My goal is to generate a number of randomly positioned and sized non-overlapping cubes.
These cubes are represented on a x,y,z Cartesian plane.
The accepted answer is wrong and very confusing. Here is what I have come up with.
Determining overlap in the x plane
if (cubeA.maxX > cubeB.minX)
if (cubeA.minX < cubeB.maxX)
Determining overlap in the y plane
if (cubeA.maxY > cubeB.minY)
if (cubeA.minY < cubeB.maxY)
Determining overlap in the z plane
if (cubeA.maxZ > cubeB.minZ)
if (cubeA.minZ < cubeB.maxZ)
if you AND all of these conditions together and the result is true, you know that the cubes intersect at some point.
You should be able to modify Determine if two rectangles overlap each other? to your purpose fairly easily.
Suppose that you have CubeA and CubeB. Any one of 6 conditions guarantees that no overlap can exist:
Cond1. If A's left face is to the right of the B's right face,
- then A is Totally to right Of B
CubeA.X2 < CubeB.X1
Cond2. If A's right face is to the left of the B's left face,
- then A is Totally to left Of B
CubeB.X2 < CubeA.X1
Cond3. If A's top face is below B's bottom face,
- then A is Totally below B
CubeA.Z2 < CubeB.Z1
Cond4. If A's bottom face is above B's top face,
- then A is Totally above B
CubeB.Z2 < CubeA.Z1
Cond5. If A's front face is behind B's back face,
- then A is Totally behind B
CubeA.Y2 < CubeB.Y1
Cond6. If A's left face is to the left of B's right face,
- then A is Totally to the right of B
CubeB.Y2 < CubeA.Y1
So the condition for no overlap is:
Cond1 or Cond2 or Cond3 or Cond4 or Cond5 or Cond6
Therefore, a sufficient condition for Overlap is the opposite (De Morgan)

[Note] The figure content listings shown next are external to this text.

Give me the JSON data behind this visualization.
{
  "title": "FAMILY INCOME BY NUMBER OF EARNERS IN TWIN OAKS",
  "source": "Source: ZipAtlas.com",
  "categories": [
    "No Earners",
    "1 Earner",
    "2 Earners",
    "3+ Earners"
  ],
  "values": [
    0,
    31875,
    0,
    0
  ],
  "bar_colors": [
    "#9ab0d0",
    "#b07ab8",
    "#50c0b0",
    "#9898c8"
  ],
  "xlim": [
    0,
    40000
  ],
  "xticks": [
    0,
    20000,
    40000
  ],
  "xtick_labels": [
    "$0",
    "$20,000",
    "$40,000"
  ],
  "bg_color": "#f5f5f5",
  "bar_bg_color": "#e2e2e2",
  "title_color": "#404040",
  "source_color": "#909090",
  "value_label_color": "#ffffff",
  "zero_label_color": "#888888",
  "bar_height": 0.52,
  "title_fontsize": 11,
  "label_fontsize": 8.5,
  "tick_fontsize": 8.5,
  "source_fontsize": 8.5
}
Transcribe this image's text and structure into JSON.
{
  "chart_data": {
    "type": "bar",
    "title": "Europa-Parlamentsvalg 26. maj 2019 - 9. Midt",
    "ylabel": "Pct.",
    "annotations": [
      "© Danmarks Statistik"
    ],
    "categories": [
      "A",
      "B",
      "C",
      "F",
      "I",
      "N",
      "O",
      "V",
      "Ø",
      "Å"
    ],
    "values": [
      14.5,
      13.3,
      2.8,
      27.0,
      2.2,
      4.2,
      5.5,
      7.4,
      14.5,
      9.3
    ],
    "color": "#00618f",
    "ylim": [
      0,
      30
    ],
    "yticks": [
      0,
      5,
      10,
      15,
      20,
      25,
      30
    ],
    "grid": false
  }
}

Not Cond1 AND Not Cond2 And Not Cond3 And Not Cond4 And Not Cond5 And Not Cond6
Cubes are made up of 6 rectangular (okay, square) faces.
Two cubes do not intersect if the following conditions are met.
The post you linked can be easily extended. Just add Z.
I suppose (did not think much, maybe my condition is not enough) check if all the vertices of first cube are out of the second and inverse: all vertices of second are out of the first.
To check if the vertex is in the cube or not, transform it's coordinates to cube-related coordinate system (apply translation to the cube center and cube rotation). Then simply check each coord (x, y, z) is smaller then half a side
This is just the accepted answer rewritten with the correction. It tests to see if the two axis aligned cuboids have any segment of the X,Y, and Z axis in common, if they dont then it is impossible for them to have a collision. The function assumes there is a collision and performs the tests to check if there isnt.
Function func_Intersect(ByVal cuboid1_MinX As Double, ByVal cuboid1_MaxX As Double, ByVal cuboid1_MinY As Double, ByVal cuboid1_MaxY As Double, ByVal cuboid1_MinZ As Double, ByVal cuboid1_MaxZ As Double, ByVal cuboid2_MinX As Double, ByVal cuboid2_MaxX As Double, ByVal cuboid2_MinY As Double, ByVal cuboid2_MaxY As Double, ByVal cuboid2_MinZ As Double, ByVal cuboid2_MaxZ As Double) As Boolean
func_Intersect = True
If cuboid1_MaxX < cuboid2_MinX Then
func_Intersect = False
ElseIf cuboid2_MaxX < cuboid1_MinX Then
func_Intersect = False
ElseIf cuboid1_MaxY < cuboid2_MinY Then
func_Intersect = False
ElseIf cuboid2_MaxY < cuboid1_MinY Then
func_Intersect = False
ElseIf cuboid1_MaxZ < cuboid2_MinZ Then
func_Intersect = False
ElseIf cuboid2_MaxZ < cuboid1_MinZ Then
func_Intersect = False
End If
End Function